Today we’re happy to bring you an interview with Paul Winter, author of Defeating Hitler: Whitehall's Secret Report on Why Hitler Lost the War, a book that gives new insights into Hitler's personality and how Nazi Germany's military and intelligence apparatus operate. Now available in paperback, Defeating Hitler is the book that published for the very first time the top secret report Some Weaknesses in German Strategy and Organisation 1933 - 1945 which was prepared by Whitehall's highest intelligence body, the Joint Intelligence Committee, and presented to Britain's Chiefs of Staff in 1946 to 'set down certain aspects of the War whilst there are still sources available who were closely connected with the events described'.
Paul Winter sets this unique and important document in its historical setting, providing biographies of key figures referenced in the report and a timeline of the crucial events of the Second World War. This is an important book for anyone interested in how the Second World War was won and lost.
Dr Paul Winter specialises in wartime intelligence and has published articles in Intelligence and National Security and in War in History.
What particular areas or themes of history interest you and why?
As is evident from my work, the history of warfare and military intelligence fascinate me. In particular, the Second World War has always held a special resonance and significance. In part, I can explain this through a very personal affinity with the war in that many members of my own family fought in the Battle of Britain, the campaigns in North Africa, Sicily, Italy and Normandy and in the Far East. Yet on an intellectual level, World War II stimulates my interest due to the great technological advances made between 1939 and 1945, namely radar, computers, jet-engines and increasingly sophisticated weaponry. Furthermore, the manner in which warfare itself was waged by all combatant nations prior to the eve of the atomic age also captures my imagination. To my mind, the Second World War was one of the most incredible and epoch-making episodes in the history of the modern world whose lessons should be studied and digested by present and future students of history.
How would you describe your
book in one sentence?
A ‘first rough draft’ history of the rise, decline and fall of Adolf Hitler’s war machine as viewed through the prism and focus of British Intelligence reporting.
When did you start researching
for this book?
I began the research for this book when I was reading for a PhD in history at the University of Cambridge. Having drawn on this invaluable document for my doctoral thesis, I thought it a good idea to publish ‘Some Weaknesses in German Strategy and Organisation, 1933-1945’ in its entirety and to disseminate it to a wider audience.
Which part of writing a book
have you enjoyed most?
As the book is based almost entirely on an official report compiled by Britain’s highest intelligence forum, the Joint Intelligence Committee, I can only take credit for the chronology, the dramatis personae section and the introduction, which I did enjoy writing.
Any tips for people reading the
Due to the fact that my introduction is a comprehensive guide to the document, setting it in its proper historical context, my greatest tip to readers is to always bear in mind that this intelligence report was compiled before the Second World War had even finished.
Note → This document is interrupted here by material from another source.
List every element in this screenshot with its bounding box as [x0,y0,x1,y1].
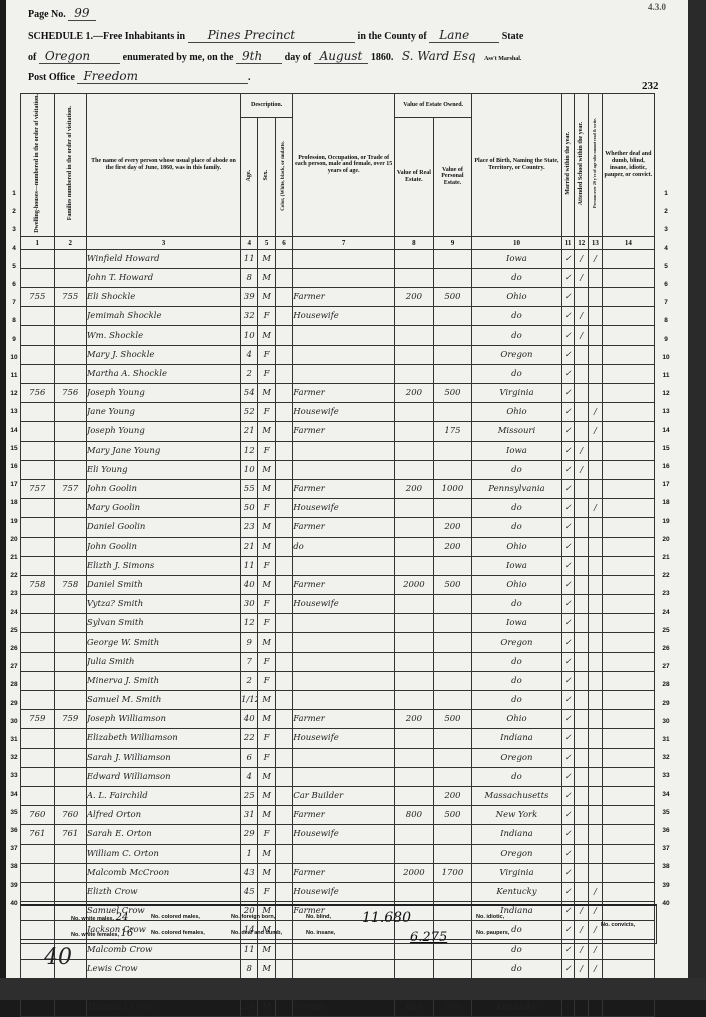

It is therefore a tribute to the perspicacity of the report’s authors, that seventy years on ‘Some Weaknesses in German Strategy and Organisation’ is so accurate and reliable a primary source. Furthermore, students of history should always remember that one of the great secrets of historical writing is, in the words of the German scholar Leopold von Ranke, to recreate on paper ‘how it really was’. Despite the passage of time and a multi-fold increase in our knowledge about Hitler’s Third Reich, it can now be seen that the British intelligence officers who presented their findings to Whitehall in the autumn of 1946 succeeded in doing just that.
Where will your research go
I am still planning to convert my doctorial thesis into a book, but at the moment I am embarking upon a major volume addressing British Generalship since 1945. Therefore any future expansion upon the material set out in ‘Defeating Hitler’ will have to wait. That said, I will continue to mine the relevant archives for fresh primary sources pertinent to the subject, a process which, incidentally, is becoming rarer and rarer among professional historians in the UK, who now rely heavily upon the synthesising of secondary sources to produce their own books. This is a dangerous and highly-regrettable development which, in light of the threat posed to history by the social and political sciences, must be reversed if the standard of historical scholarship in our universities is not to depreciate.
If you could have dinner with
one world leader, past or present, which would it be?
It would, without a moment’s hesitation, be Britain’s wartime Prime Minister, Winston S. Churchill. In my view, the perfect place to attend a dinner with Churchill would be at the great man’s country house, Chartwell in Kent. Ideally, the inevitable ‘table-talk’ would be accompanied by a typical English roast dinner washed down with a pint Bottle of Pol Roger champagne and finished off by a Romeo y Julieta Havana cigar.